WASHINGTON – The United States has charged a former employee of the U.S. construction giant Halliburton and a Kuwaiti subcontractor with defrauding the U.S. government of millions of dollars in a contract scam in Iraq, one day after an international watchdog group warned that lax oversight was threatening the reconstruction effort there.
Two men Jeff Alex Mazon, a former employee of Kellogg, Brown & Root (KBR), a subsidiary of Houston-based Halliburton Co.; and Ali Hijazi, the managing partner of a Kuwaiti business, LaNouvelle General Trading and Contracting Company were indicted on charges of devising a scheme to defraud the United States of more than $3.5 million.
The charges are related to the awarding of a subcontract to LaNouvelle to supply fuel tankers for U.S. military operations in Iraq before the U.S. invasion of Iraq in March 2003.
The indictment alleges Mazon rigged a bid he received from Hijazi of LaNouvelle for fuel tankers to ensure that LaNouvelle would be overpaid. It also said that Mazon, 36, allegedly inflated the competitor’s bid to ensure that LaNouvelle’s bid would be the lowest.
Mazon allegedly tripled both bids and, in February 2003, on behalf of KBR, Mazon awarded the subcontract for fuel operations at the airport to LaNouvelle.
The subcontract specified that KBR was to pay LaNouvelle more than $5.5 million, nearly $5 million more than the KBR estimate of the job about $680,000.
Hijazi allegedly presented Mazon with a $1 million check in exchange for Mazon’s favorable treatment of LaNouvelle.
The investigation is one of several involving Halliburton and its subsidiaries, which are working to support the U.S. occupation in the Middle East.
The charges surfaced only a day after the international watchdog group Transparency International said in its "Global Corruption Report 2005" that profiteering threatens to undermine the reconstruction of Iraq, where most of the companies operating are U.S.-based.
"When the size of a bribe takes precedence over value for money, the results are shoddy construction and poor infrastructure management," said Peter Eigen, chairman of Transparency International (TI), in a statement. "Corruption wastes money, bankrupts countries, and costs lives."
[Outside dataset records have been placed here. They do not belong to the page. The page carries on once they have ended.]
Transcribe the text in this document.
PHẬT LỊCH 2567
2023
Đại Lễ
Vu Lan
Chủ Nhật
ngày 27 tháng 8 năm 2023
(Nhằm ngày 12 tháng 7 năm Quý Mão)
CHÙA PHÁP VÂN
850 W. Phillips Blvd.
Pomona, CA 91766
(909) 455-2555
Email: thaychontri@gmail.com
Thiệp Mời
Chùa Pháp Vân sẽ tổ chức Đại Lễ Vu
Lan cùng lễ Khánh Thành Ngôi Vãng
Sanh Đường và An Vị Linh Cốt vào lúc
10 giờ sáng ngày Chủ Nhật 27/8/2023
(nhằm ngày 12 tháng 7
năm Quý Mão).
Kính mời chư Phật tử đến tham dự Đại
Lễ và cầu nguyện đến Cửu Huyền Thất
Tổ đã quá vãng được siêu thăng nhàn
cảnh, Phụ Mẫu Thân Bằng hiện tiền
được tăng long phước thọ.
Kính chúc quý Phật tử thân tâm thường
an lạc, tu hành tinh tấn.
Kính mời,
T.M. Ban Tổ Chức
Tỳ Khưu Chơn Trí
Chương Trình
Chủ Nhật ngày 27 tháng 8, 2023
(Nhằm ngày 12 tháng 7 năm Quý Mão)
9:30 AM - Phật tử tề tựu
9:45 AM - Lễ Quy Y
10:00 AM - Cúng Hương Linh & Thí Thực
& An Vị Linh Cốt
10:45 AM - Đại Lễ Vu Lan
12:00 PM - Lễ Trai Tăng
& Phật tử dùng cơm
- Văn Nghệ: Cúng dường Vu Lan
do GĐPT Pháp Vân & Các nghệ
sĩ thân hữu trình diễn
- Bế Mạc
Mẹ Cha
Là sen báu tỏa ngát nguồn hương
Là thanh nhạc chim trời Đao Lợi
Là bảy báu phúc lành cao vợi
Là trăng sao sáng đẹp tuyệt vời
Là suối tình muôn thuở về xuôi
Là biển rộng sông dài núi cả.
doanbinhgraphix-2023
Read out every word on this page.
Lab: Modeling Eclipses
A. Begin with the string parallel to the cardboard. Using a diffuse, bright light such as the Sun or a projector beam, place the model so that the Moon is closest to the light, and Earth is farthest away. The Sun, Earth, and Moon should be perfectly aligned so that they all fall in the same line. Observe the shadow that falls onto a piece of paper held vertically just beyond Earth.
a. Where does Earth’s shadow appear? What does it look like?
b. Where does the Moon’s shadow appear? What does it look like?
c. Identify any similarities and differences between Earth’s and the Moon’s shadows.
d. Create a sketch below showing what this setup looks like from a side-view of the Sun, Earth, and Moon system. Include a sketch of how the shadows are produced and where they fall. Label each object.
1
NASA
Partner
The TI report called for the adoption of more aggressive anti-corruption measures as Iraq rebuilds.
"Corruption thrives in a context of confusion and change," the report says, adding that the occupied Arab country was especially vulnerable due to its recent history of conflict, tyranny, and mismanagement as well as "the sizable reconstruction funds that have been pledged by the international community."
The organization said that the new Iraqi government, U.S. forces and international donors need to place more emphasis on decentralizing governance, loans, and aid projects, and they need to support Iraq’s local media as an independent watchdog.
The report also identifies management of Iraq’s oil revenue as a priority.
"Funds poured into rebuilding countries such as Iraq must be safeguarded against corruption," Eigen said.
Authors of the report on Iraq say that most of the anticipated spending on building and procurement has not yet occurred.
"If urgent steps are not taken Iraq will become the biggest corruption scandal in history," the authors say.
Attempts by donors like the World Bank and the International Monetary Fund (IMF) to hasten the pace of reconstruction can heighten the chances of waste and fraud, they argued.
Transparency International said that current standards of supervision by donors and implementing agencies are not yet sufficient. Broad consultation and multilayered monitoring that involve local communities are necessary to reduce the risks of corruption, the report said.
"The example of Iraq is particularly dismal in this respect," says the report.
It referred to how the Coalition Provisional Authority (CPA) and U.S. Department of Defense initially had only 80 people examining the largest reconstruction program in history, half the number needed according to the Association of Inspectors General, and eventually outsourced oversight to private companies, giving rise to potential conflicts of interest.
The report also said that many U.S. contractors in Iraq have been wasteful and taken what many would see as excessive profits, both of which can be attributed to "cost-plus" contracts. These are deals in which companies are reimbursed for all costs with an additional percentage added as guaranteed profit.
It said that U.S. rules in Iraq still allow the government to award an unspecified amount of future work to approved contractors.
"This system restricts the ability of poorly connected and smaller companies from bidding for contracts," it said.
The report also faulted the phenomenon of "contract bundling," which joins together two or more separate procurement requirements into a super-sized contract, effectively disqualifying smaller companies because only the very largest contractors are able to compete.
Other case studies of large-scale infrastructure projects around the world that have been plagued by corruption include dam projects in Lesotho, Argentina, and Uganda; a waste incinerator in Cologne, Germany; and the Bataan nuclear power plant in the Philippines.